I'll start with an apropos search for "process" and see if anything looks promising. I'm not familiar with the results, but I know generally to focus on section 3 items. A few stand out to me:

kinfo_getallproc(3) - the description sounds promising: "function for getting process information of all processes from kernel"
kvm_getprocs(3) - I have no idea what "kvm" is, but it also sounds promising: "access user process state"
procstat_getprocs(3) - mainly because I know that procstat(1) exists, and probably calls this library

Corroborating with program code

Does ps(1) use either of these? Let's take a look...

Yep! A search of ps.c for kvm_getprocs reveals it being used.

Now we need to figure out what it's doing... but we're in a better spot, able to do more focused research.

Looking at kvm_getprocs(3), we see that we need to pass a kvm_t struct as the first argument. I have no idea what that is, and apropos doesn't help.

A bit further up, we see that a call to kvm_openfiles(3) initializes the struct. Later on, we see ps(1) accessing the process information from the struct. What other data does the struct have? A search for kinfo_proc leads me to sys/sys/user.h which defines and documents the struct. Based on that, I'm pretty sure that ki_pid and ki_comm are the properties I'm looking for.

Interpreting the man page

There's one thing I don't quite grok, because my C skills are weak: how is ps(1) iterating over the processes? I can see that it increments the pointer location, but I'm not sure how to make sense of it. kvm_getprocs(3) sheds light on it:

The processes are returned as a contiguous array of kinfo_proc structures.
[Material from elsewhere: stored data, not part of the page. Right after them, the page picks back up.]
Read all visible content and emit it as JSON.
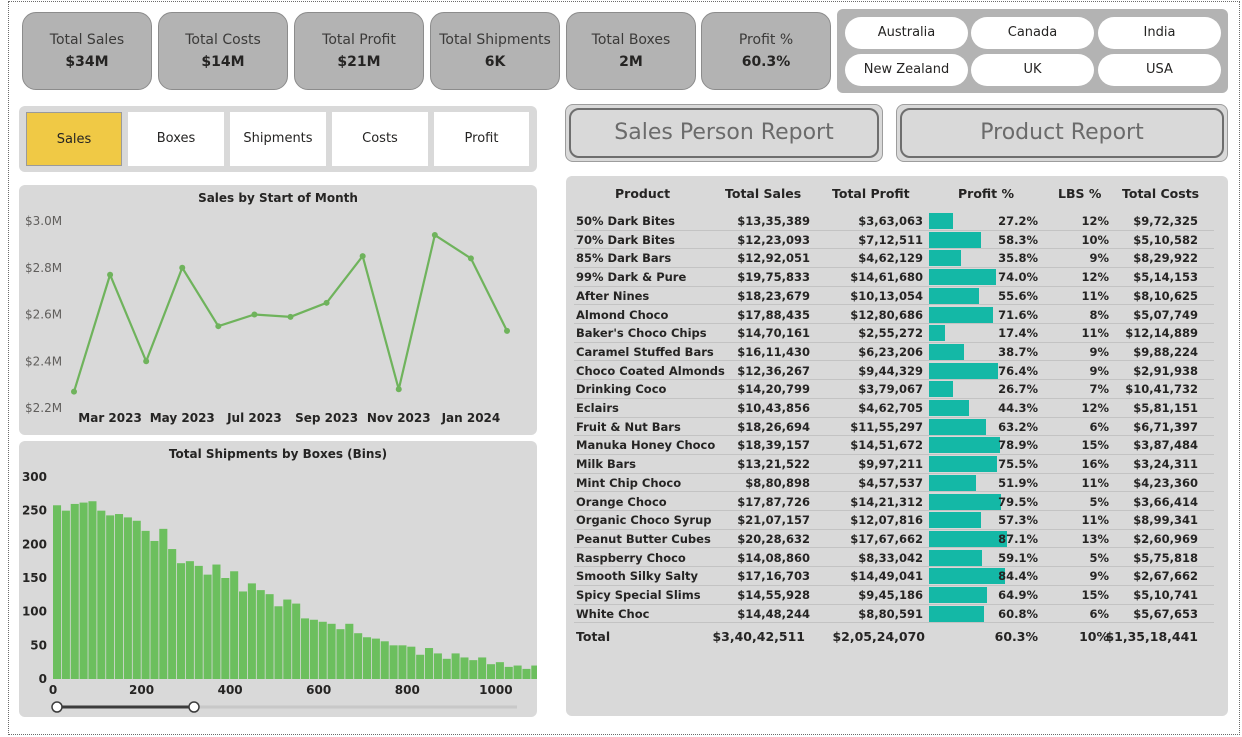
{
  "kpis": [
    {
      "label": "Total Sales",
      "value": "$34M"
    },
    {
      "label": "Total Costs",
      "value": "$14M"
    },
    {
      "label": "Total Profit",
      "value": "$21M"
    },
    {
      "label": "Total Shipments",
      "value": "6K"
    },
    {
      "label": "Total Boxes",
      "value": "2M"
    },
    {
      "label": "Profit %",
      "value": "60.3%"
    }
  ],
  "countries": [
    "Australia",
    "Canada",
    "India",
    "New Zealand",
    "UK",
    "USA"
  ],
  "metric_tabs": [
    "Sales",
    "Boxes",
    "Shipments",
    "Costs",
    "Profit"
  ],
  "active_tab": "Sales",
  "nav": {
    "sales_person": "Sales Person Report",
    "product": "Product Report"
  },
  "colors": {
    "line": "#6fb35c",
    "bar": "#6cbf5e",
    "profit_bar": "#14b8a6",
    "active_tab": "#f0c945"
  },
  "chart_data": [
    {
      "type": "line",
      "title": "Sales by Start of Month",
      "x": [
        "Feb 2023",
        "Mar 2023",
        "Apr 2023",
        "May 2023",
        "Jun 2023",
        "Jul 2023",
        "Aug 2023",
        "Sep 2023",
        "Oct 2023",
        "Nov 2023",
        "Dec 2023",
        "Jan 2024",
        "Feb 2024"
      ],
      "x_tick_labels": [
        "Mar 2023",
        "May 2023",
        "Jul 2023",
        "Sep 2023",
        "Nov 2023",
        "Jan 2024"
      ],
      "values": [
        2.27,
        2.77,
        2.4,
        2.8,
        2.55,
        2.6,
        2.59,
        2.65,
        2.85,
        2.28,
        2.94,
        2.84,
        2.53
      ],
      "y_tick_labels": [
        "$2.2M",
        "$2.4M",
        "$2.6M",
        "$2.8M",
        "$3.0M"
      ],
      "ylim": [
        2.2,
        3.0
      ],
      "grid": false
    },
    {
      "type": "bar",
      "title": "Total Shipments by Boxes (Bins)",
      "bin_width": 20,
      "x_start": 0,
      "values": [
        258,
        250,
        260,
        262,
        264,
        250,
        243,
        245,
        240,
        235,
        220,
        205,
        223,
        193,
        172,
        175,
        168,
        155,
        170,
        150,
        160,
        130,
        142,
        132,
        126,
        108,
        118,
        112,
        90,
        88,
        85,
        82,
        74,
        82,
        68,
        62,
        60,
        56,
        50,
        50,
        48,
        36,
        46,
        38,
        30,
        38,
        32,
        28,
        32,
        22,
        25,
        18,
        20,
        15,
        20,
        20,
        18,
        16,
        15,
        14,
        12,
        14,
        5,
        12
      ],
      "x_tick_labels": [
        "0",
        "200",
        "400",
        "600",
        "800",
        "1000"
      ],
      "x_ticks": [
        0,
        200,
        400,
        600,
        800,
        1000
      ],
      "y_tick_labels": [
        "0",
        "50",
        "100",
        "150",
        "200",
        "250",
        "300"
      ],
      "ylim": [
        0,
        300
      ]
    },
    {
      "type": "table",
      "columns": [
        "Product",
        "Total Sales",
        "Total Profit",
        "Profit %",
        "LBS %",
        "Total Costs"
      ],
      "rows": [
        {
          "product": "50% Dark Bites",
          "sales": "$13,35,389",
          "profit": "$3,63,063",
          "pct": "27.2%",
          "pct_val": 27.2,
          "lbs": "12%",
          "costs": "$9,72,325"
        },
        {
          "product": "70% Dark Bites",
          "sales": "$12,23,093",
          "profit": "$7,12,511",
          "pct": "58.3%",
          "pct_val": 58.3,
          "lbs": "10%",
          "costs": "$5,10,582"
        },
        {
          "product": "85% Dark Bars",
          "sales": "$12,92,051",
          "profit": "$4,62,129",
          "pct": "35.8%",
          "pct_val": 35.8,
          "lbs": "9%",
          "costs": "$8,29,922"
        },
        {
          "product": "99% Dark & Pure",
          "sales": "$19,75,833",
          "profit": "$14,61,680",
          "pct": "74.0%",
          "pct_val": 74.0,
          "lbs": "12%",
          "costs": "$5,14,153"
        },
        {
          "product": "After Nines",
          "sales": "$18,23,679",
          "profit": "$10,13,054",
          "pct": "55.6%",
          "pct_val": 55.6,
          "lbs": "11%",
          "costs": "$8,10,625"
        },
        {
          "product": "Almond Choco",
          "sales": "$17,88,435",
          "profit": "$12,80,686",
          "pct": "71.6%",
          "pct_val": 71.6,
          "lbs": "8%",
          "costs": "$5,07,749"
        },
        {
          "product": "Baker's Choco Chips",
          "sales": "$14,70,161",
          "profit": "$2,55,272",
          "pct": "17.4%",
          "pct_val": 17.4,
          "lbs": "11%",
          "costs": "$12,14,889"
        },
        {
          "product": "Caramel Stuffed Bars",
          "sales": "$16,11,430",
          "profit": "$6,23,206",
          "pct": "38.7%",
          "pct_val": 38.7,
          "lbs": "9%",
          "costs": "$9,88,224"
        },
        {
          "product": "Choco Coated Almonds",
          "sales": "$12,36,267",
          "profit": "$9,44,329",
          "pct": "76.4%",
          "pct_val": 76.4,
          "lbs": "9%",
          "costs": "$2,91,938"
        },
        {
          "product": "Drinking Coco",
          "sales": "$14,20,799",
          "profit": "$3,79,067",
          "pct": "26.7%",
          "pct_val": 26.7,
          "lbs": "7%",
          "costs": "$10,41,732"
        },
        {
          "product": "Eclairs",
          "sales": "$10,43,856",
          "profit": "$4,62,705",
          "pct": "44.3%",
          "pct_val": 44.3,
          "lbs": "12%",
          "costs": "$5,81,151"
        },
        {
          "product": "Fruit & Nut Bars",
          "sales": "$18,26,694",
          "profit": "$11,55,297",
          "pct": "63.2%",
          "pct_val": 63.2,
          "lbs": "6%",
          "costs": "$6,71,397"
        },
        {
          "product": "Manuka Honey Choco",
          "sales": "$18,39,157",
          "profit": "$14,51,672",
          "pct": "78.9%",
          "pct_val": 78.9,
          "lbs": "15%",
          "costs": "$3,87,484"
        },
        {
          "product": "Milk Bars",
          "sales": "$13,21,522",
          "profit": "$9,97,211",
          "pct": "75.5%",
          "pct_val": 75.5,
          "lbs": "16%",
          "costs": "$3,24,311"
        },
        {
          "product": "Mint Chip Choco",
          "sales": "$8,80,898",
          "profit": "$4,57,537",
          "pct": "51.9%",
          "pct_val": 51.9,
          "lbs": "11%",
          "costs": "$4,23,360"
        },
        {
          "product": "Orange Choco",
          "sales": "$17,87,726",
          "profit": "$14,21,312",
          "pct": "79.5%",
          "pct_val": 79.5,
          "lbs": "5%",
          "costs": "$3,66,414"
        },
        {
          "product": "Organic Choco Syrup",
          "sales": "$21,07,157",
          "profit": "$12,07,816",
          "pct": "57.3%",
          "pct_val": 57.3,
          "lbs": "11%",
          "costs": "$8,99,341"
        },
        {
          "product": "Peanut Butter Cubes",
          "sales": "$20,28,632",
          "profit": "$17,67,662",
          "pct": "87.1%",
          "pct_val": 87.1,
          "lbs": "13%",
          "costs": "$2,60,969"
        },
        {
          "product": "Raspberry Choco",
          "sales": "$14,08,860",
          "profit": "$8,33,042",
          "pct": "59.1%",
          "pct_val": 59.1,
          "lbs": "5%",
          "costs": "$5,75,818"
        },
        {
          "product": "Smooth Silky Salty",
          "sales": "$17,16,703",
          "profit": "$14,49,041",
          "pct": "84.4%",
          "pct_val": 84.4,
          "lbs": "9%",
          "costs": "$2,67,662"
        },
        {
          "product": "Spicy Special Slims",
          "sales": "$14,55,928",
          "profit": "$9,45,186",
          "pct": "64.9%",
          "pct_val": 64.9,
          "lbs": "15%",
          "costs": "$5,10,741"
        },
        {
          "product": "White Choc",
          "sales": "$14,48,244",
          "profit": "$8,80,591",
          "pct": "60.8%",
          "pct_val": 60.8,
          "lbs": "6%",
          "costs": "$5,67,653"
        }
      ],
      "total": {
        "label": "Total",
        "sales": "$3,40,42,511",
        "profit": "$2,05,24,070",
        "pct": "60.3%",
        "lbs": "10%",
        "costs": "$1,35,18,441"
      }
    }
  ]
}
So while it doesn't look like an array that I'm familiar with, the underlying memory is an array. That's how ps(1) can start with the initial pointer, and then ++ it to point to the next item.
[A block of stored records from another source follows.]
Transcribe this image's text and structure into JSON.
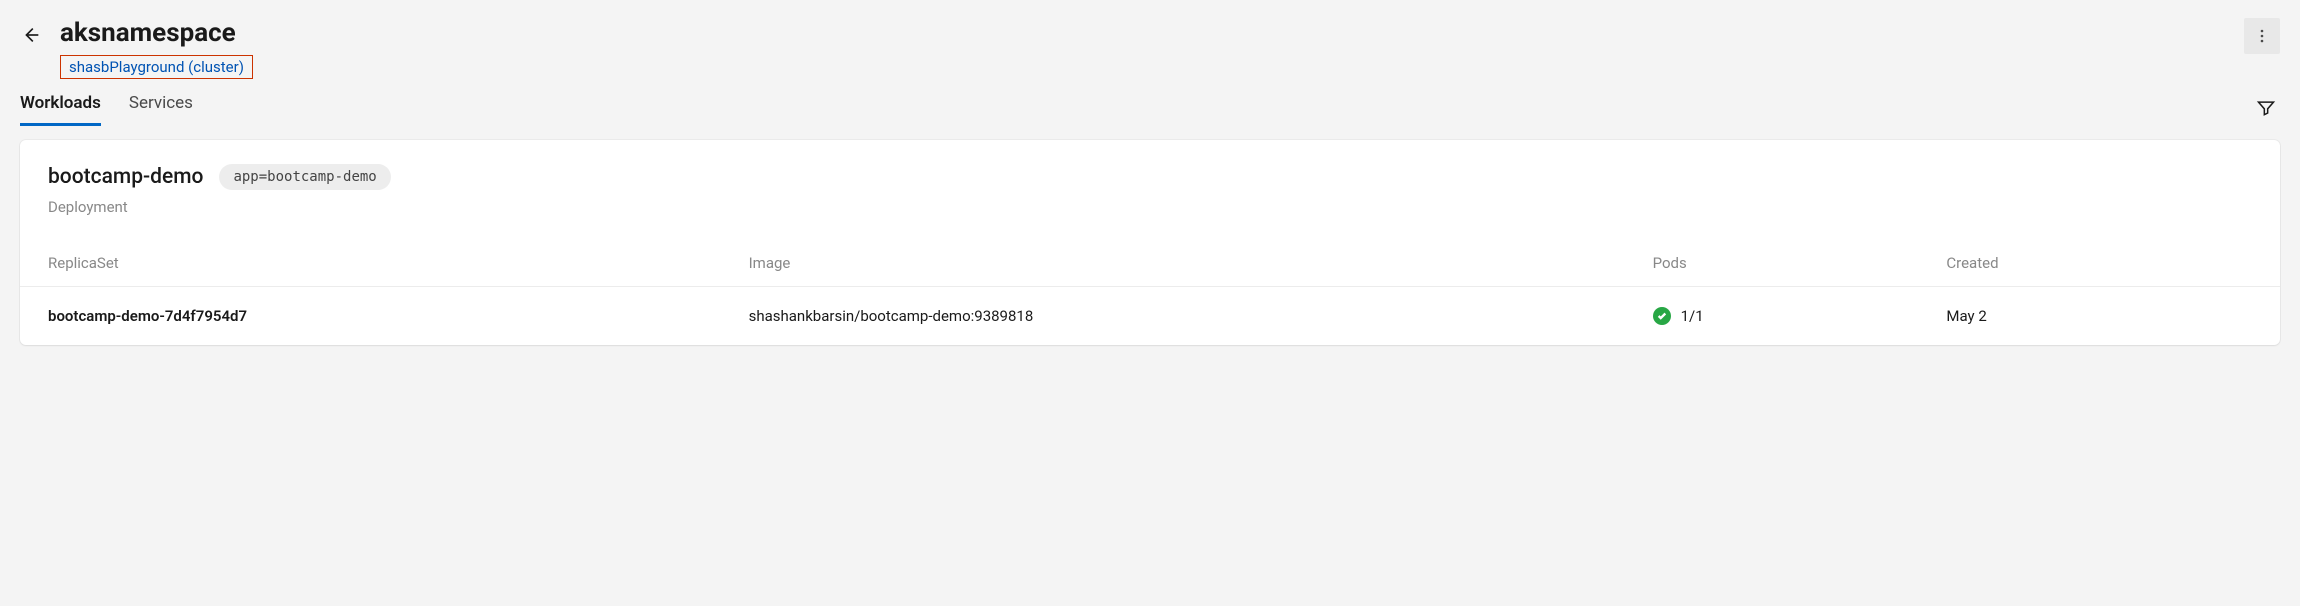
{
  "header": {
    "title": "aksnamespace",
    "cluster_link": "shasbPlayground (cluster)"
  },
  "tabs": [
    {
      "label": "Workloads",
      "active": true
    },
    {
      "label": "Services",
      "active": false
    }
  ],
  "workload": {
    "name": "bootcamp-demo",
    "tag": "app=bootcamp-demo",
    "kind": "Deployment",
    "columns": {
      "replicaset": "ReplicaSet",
      "image": "Image",
      "pods": "Pods",
      "created": "Created"
    },
    "rows": [
      {
        "replicaset": "bootcamp-demo-7d4f7954d7",
        "image": "shashankbarsin/bootcamp-demo:9389818",
        "pods": "1/1",
        "created": "May 2",
        "status": "ok"
      }
    ]
  }
}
There's one other thing to point out on the man page: it informs me of which headers I need to include to use the function.

The result: A simple C program

(example files)

Whew. All of that leads me to an absolutely bare-bones, totally not production-ready program that requests process information from the kernel and prints it on screen:

#include <limits.h>
#include <paths.h>
#include <fcntl.h>

#include <kvm.h>
#include <sys/param.h>
#include <sys/sysctl.h>
#include <sys/user.h>

#include <stdio.h>

int main() {
  kvm_t *kd;
  struct kinfo_proc *procs;
  int num_procs = -1;
  char errbuf[_POSIX2_LINE_MAX];

  kd = kvm_openfiles(NULL, _PATH_DEVNULL, NULL, O_RDONLY, errbuf);
  procs = kvm_getprocs(kd, KERN_PROC_PROC, 0, &num_procs);

  for (int i = 0; i < num_procs; i++) {
    printf("%d\t%s\n", procs[i].ki_pid, procs[i].ki_comm);
  }
}

It basically cuts ps(1) down to the absolute minimum. There were a few constants (_PATH_DEVNULL, O_RDONLY, etc) that I needed to search freebsd-src for to find the headers to include.

Summary

Impressive? Maybe, maybe not - it depends on who you are and what you know. I hope it illustrates how someone with little-to-no systems programming knowledge can find the information they need to make progress.

A few things to keep in mind before we part ways:

All of the source code is there - the programs, libraries, and kernel.
Use your existing knowledge of FreeBSD to find your starting point.
Use the program / library / syscall layered architecture to guide your explorations.
The info you need is in some combination of man pages, library source, and program source.

With that, I hope this helps you along in your efforts to program FreeBSD!